3DROV also extends beyond the Martian surface to take account of orbital factors, calculating when the Sun is rising and times when the rover lines up either directly with Earth or else to a relay orbiter, making ground communications feasible.

Multiple simulations in one

3DROV employs an existing ESA spacecraft operation simulator called SIMSAT as its framework, within which other simulation models can be added. These include the Mars Climate Database, a collection of Martian weather data based on spacecraft observations and numerical modelling, and NASA's SPICE Toolkit which provides planetary orbit information.

Digital Elevation Models or survey images of planetary surfaces gathered from orbital probes can also be input using a geographic information system (GIS).

Automated systems given virtual rehearsal

ExoMader model within 3DROV
ExoMader model within 3DROV

Future rovers will operate too far from Earth for true remote control to be feasible.
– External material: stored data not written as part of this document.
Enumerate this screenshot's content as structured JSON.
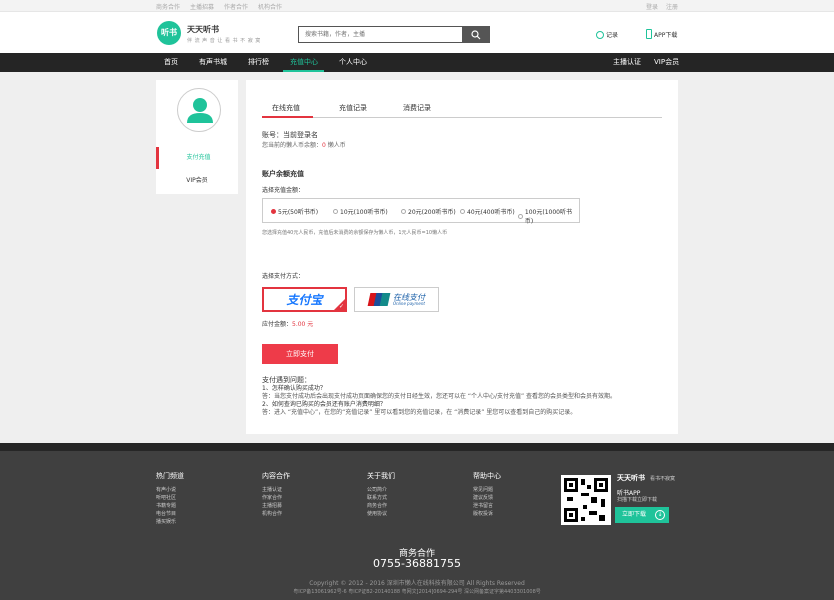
{
  "topbar": {
    "links": [
      "商务合作",
      "主播招募",
      "作者合作",
      "机构合作"
    ],
    "login": "登录",
    "register": "注册"
  },
  "header": {
    "logo_mark": "听书",
    "brand": "天天听书",
    "slogan": "伴 流 声 音   让 看 书 不 寂 寞",
    "search_placeholder": "搜索书籍，作者，主播",
    "history": "记录",
    "app_download": "APP下载"
  },
  "nav": {
    "items": [
      "首页",
      "有声书城",
      "排行榜",
      "充值中心",
      "个人中心"
    ],
    "right": [
      "主播认证",
      "VIP会员"
    ]
  },
  "sidebar": {
    "items": [
      "支付充值",
      "VIP会员"
    ]
  },
  "tabs": [
    "在线充值",
    "充值记录",
    "消费记录"
  ],
  "account": {
    "account_line": "账号：当前登录名",
    "balance_prefix": "您当前的懒人币余额：",
    "balance_value": "0",
    "balance_suffix": " 懒人币"
  },
  "recharge": {
    "section_title": "账户余额充值",
    "choose_amount": "选择充值金额：",
    "options": [
      "5元(50听书币)",
      "10元(100听书币)",
      "20元(200听书币)",
      "40元(400听书币)",
      "100元(1000听书币)"
    ],
    "note": "您选择充值40元人民币，充值后未消费的余额保存为懒人币，1元人民币=10懒人币",
    "choose_payment": "选择支付方式：",
    "alipay": "支付宝",
    "unionpay_cn": "在线支付",
    "unionpay_en": "Online payment",
    "due_label": "应付金额：",
    "due_value": "5.00",
    "due_unit": " 元",
    "pay_button": "立即支付"
  },
  "faq": {
    "title": "支付遇到问题：",
    "lines": [
      "1、怎样确认购买成功？",
      "答：当您支付成功后会出现支付成功页面确保您的支付日经生效，您还可以在 “个人中心/支付充值” 查看您的会员类型和会员有效期。",
      "2、如何查询已购买的会员还有账户消费明细？",
      "答：进入 “充值中心”，在您的“充值记录” 里可以看到您的充值记录，在 “消费记录” 里您可以查看到自己的购买记录。"
    ]
  },
  "footer": {
    "columns": [
      {
        "head": "热门频道",
        "items": [
          "有声小说",
          "听吧社区",
          "书籍专题",
          "电台节目",
          "播买娱乐"
        ]
      },
      {
        "head": "内容合作",
        "items": [
          "主播认证",
          "作家合作",
          "主播招募",
          "机构合作"
        ]
      },
      {
        "head": "关于我们",
        "items": [
          "公司简介",
          "联系方式",
          "商务合作",
          "使用协议"
        ]
      },
      {
        "head": "帮助中心",
        "items": [
          "常见问题",
          "建议反馈",
          "泄书留言",
          "版权投诉"
        ]
      }
    ],
    "brand": "天天听书",
    "brand_sub": "看书不寂寞",
    "app_title": "听书APP",
    "app_sub": "扫描下载立即下载",
    "download": "立即下载",
    "biz_title": "商务合作",
    "biz_phone": "0755-36881755",
    "copyright": "Copyright © 2012 - 2016 深圳市懒人在线科技有限公司 All Rights Reserved",
    "icp": "粤ICP备13061962号-6    粤ICP证B2-20140188    粤网文[2014]0694-294号    深公网备案证字第4403301008号"
  },
  "colors": {
    "accent_green": "#1fc39a",
    "accent_red": "#e3343f",
    "nav_bg": "#252525",
    "footer_bg": "#404040"
  }
}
Instead the human operator defines a task but the rover itself decides how to execute it. To assess how rover automation might work in practice, 3DROV incorporates a generic robotic controller evolved out of ESA's previously developed MUROCO (Multi RObot behaviour CO-ordination) system..

"Another specialised element is the visualisation tool, which is based on an open source 3D rendering engine called OGRE," adds Mr Joudrier. "The boom in computer graphics driven by gaming and related applications has thrown up some very useful capabilities for us.”
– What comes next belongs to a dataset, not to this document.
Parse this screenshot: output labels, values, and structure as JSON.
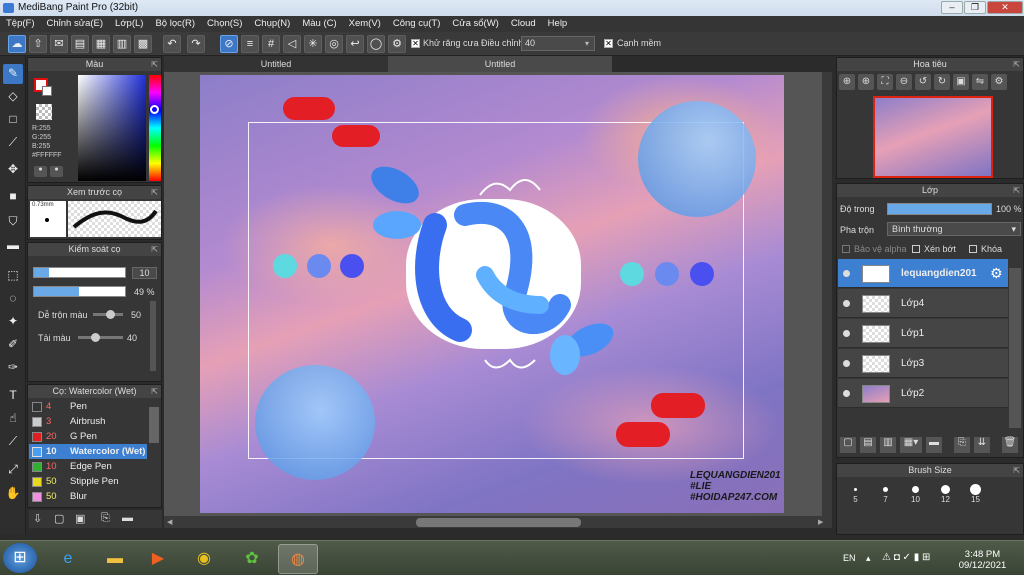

"Good, fast graphics visualisation is important not just for a nice-looking simulation but also because robotics tend to have vision-based control systems. So the rover's view is input into the navigation algorithm which decides its path ahead, and if the graphics aren't sufficiently advanced then artefacts might be thrown up that make the algorithm work differently."

The behaviour of soil under rover wheels is manually defined by mapping 'terramechanical' characteristics onto surface areas. Subsurface properties can also be defined, a useful feature for simulating ExoMars activities, which is equipped with ground-penetrating radar and a subsurface drill.

Implementing the ExoMars rover

ExoMader rover model in the 3DROV Visualisation Environment
ExoMader rover model in the 3DROV Visualisation Environment

"We are currently working to implement the ExoMars rover model within the simulation," Mr Joudrier explains. "3DROV began as an independent R&D activity during which time the ExoMars model was not available. However we think testing the tool with real space designs should help measure its usability as well as proving useful for the ExoMars industrial team ."

The Robotics and Automation section also intends to operate 3DROV on a closed-loop basis. Commands will be exchanged between a rover simulation and a real-world engineering model in ESA's Planetary Utilisation Testbed - a rover-friendly 70 square metre sandpit located in ESA's ESTEC engineering centre in Noordwijk in the Netherlands. The aim is to see to how and why the modelled performance diverges from actual 'ground truth'.

3DROV: tool for future exploration

3DROV was initiated by ESA's Automation and Robotics Section through ESA's General Support Technology Programme. The Belgian company Trasys Space was the prime industrial contractor.

Both SIMSAT and 3DROV have been designed to be compliant with the Simulation Model Portability 2 (SMP2) standard, which enables the sharing of simulation models across different systems. A leading user of space simulations, ESA led the development of SMP2 through the European Committee for Space Standardization (ECSS).

ESA regards 3DROV and related simulations as important tools for the optimising and testing of future robotic missions, especially in the context of ESA and NASA's recently-announced Mars Exploration Joint Initiative and potential lunar exploration activities.